Mevcut tıkanıklığın temelinde olan, İngiltere’deki Privy Council mahkemesinin Altimo ve Çukurova arasındaki hisselerin sahipliğine ilişkin anlaşmazlık konulu davadaki nihai kararının henüz açıklanmamış olmasıdır. Ortakların, Turkcell İletişim’in yüzde 51 hissesine sahip olan Turkcell Holding’in Genel Kuruldaki temsiline ilişkin bir anlaşmaya varamamaları üzerine Genel Kurul Toplantısında nisap sağlanamamıştır.
TeliaSonera açık ara Turkcell’deki en büyük azınlık hissedarıdır. Yeni Yönetim Kurulu atamasında gerçekleşecek bir gecikme temettü dağıtımını da etkileyeceği için, dolayısıyla TeliaSonera’nın da yararına olmayacağı açıktır.. Turkcell’in 2010 yılından beri dağıtılmayı bekleyen 3 milyar dolara yakın birikmiş temettüsü bulunmaktadır. TeliaSonera şirketin temettü politikası çerçevesinde temettü dağıtımını bütünüyle desteklemektedir.
TeliaSonera’nın hedefi ve bu doğrultudaki yaklaşımı, Turkcell’i Türkiye’de ve yüksek büyüme potansiyeli taşıyan diğer ülkelere yapılacak yeni yatırımlarla daha güçlü bir şirket olmasını sağlayacak en büyük katkıyı sağlamak yönündedir.
TeliaSonera, sağlam kurumsal yönetişim kurallarına uygun biçimde, şeffaf ve dürüst bir politika çerçevesinde faaliyet göstermektedir. Ortaklarımıza karşı her zaman hakkaniyetli bir tavır içinde olduk ve gelecekte de aynı tavrı sürdüreceğiz.
Bu açıklamalara bir yorum getirmek gerekirse: Bültenin olayın gerçekleşmesinden iki saat sonra yazılıp servis edilmiş olması, özellikle yeni ve yabancı CEO ile fiilen mümkün değil.
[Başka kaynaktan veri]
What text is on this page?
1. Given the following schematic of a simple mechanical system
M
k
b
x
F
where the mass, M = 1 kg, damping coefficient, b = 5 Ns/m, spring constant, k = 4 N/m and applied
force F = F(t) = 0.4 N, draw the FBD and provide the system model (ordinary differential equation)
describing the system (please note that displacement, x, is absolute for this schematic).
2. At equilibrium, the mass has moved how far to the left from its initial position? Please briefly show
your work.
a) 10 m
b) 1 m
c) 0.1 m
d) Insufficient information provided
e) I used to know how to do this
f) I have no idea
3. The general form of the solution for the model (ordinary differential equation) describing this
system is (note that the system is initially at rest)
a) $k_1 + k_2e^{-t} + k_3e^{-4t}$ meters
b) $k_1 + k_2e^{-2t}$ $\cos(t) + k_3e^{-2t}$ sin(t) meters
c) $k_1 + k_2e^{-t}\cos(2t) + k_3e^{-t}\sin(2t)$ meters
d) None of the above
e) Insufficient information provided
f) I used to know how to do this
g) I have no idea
Böyle bir şeylerin olacağının daha önceden bilindiği hesaplandığı inancındayım. Her kim yapmış olursa olsun şirket kaderinin devlet babanın kanatlarının altına “verilmesine” çok karşıyım. Türkiye’nin ticaret tarihine altın harflerle yazılmayacak bu olanlar. Devlet tarihin hiçbir döneminde bu kadar müdahaleci olmayacak.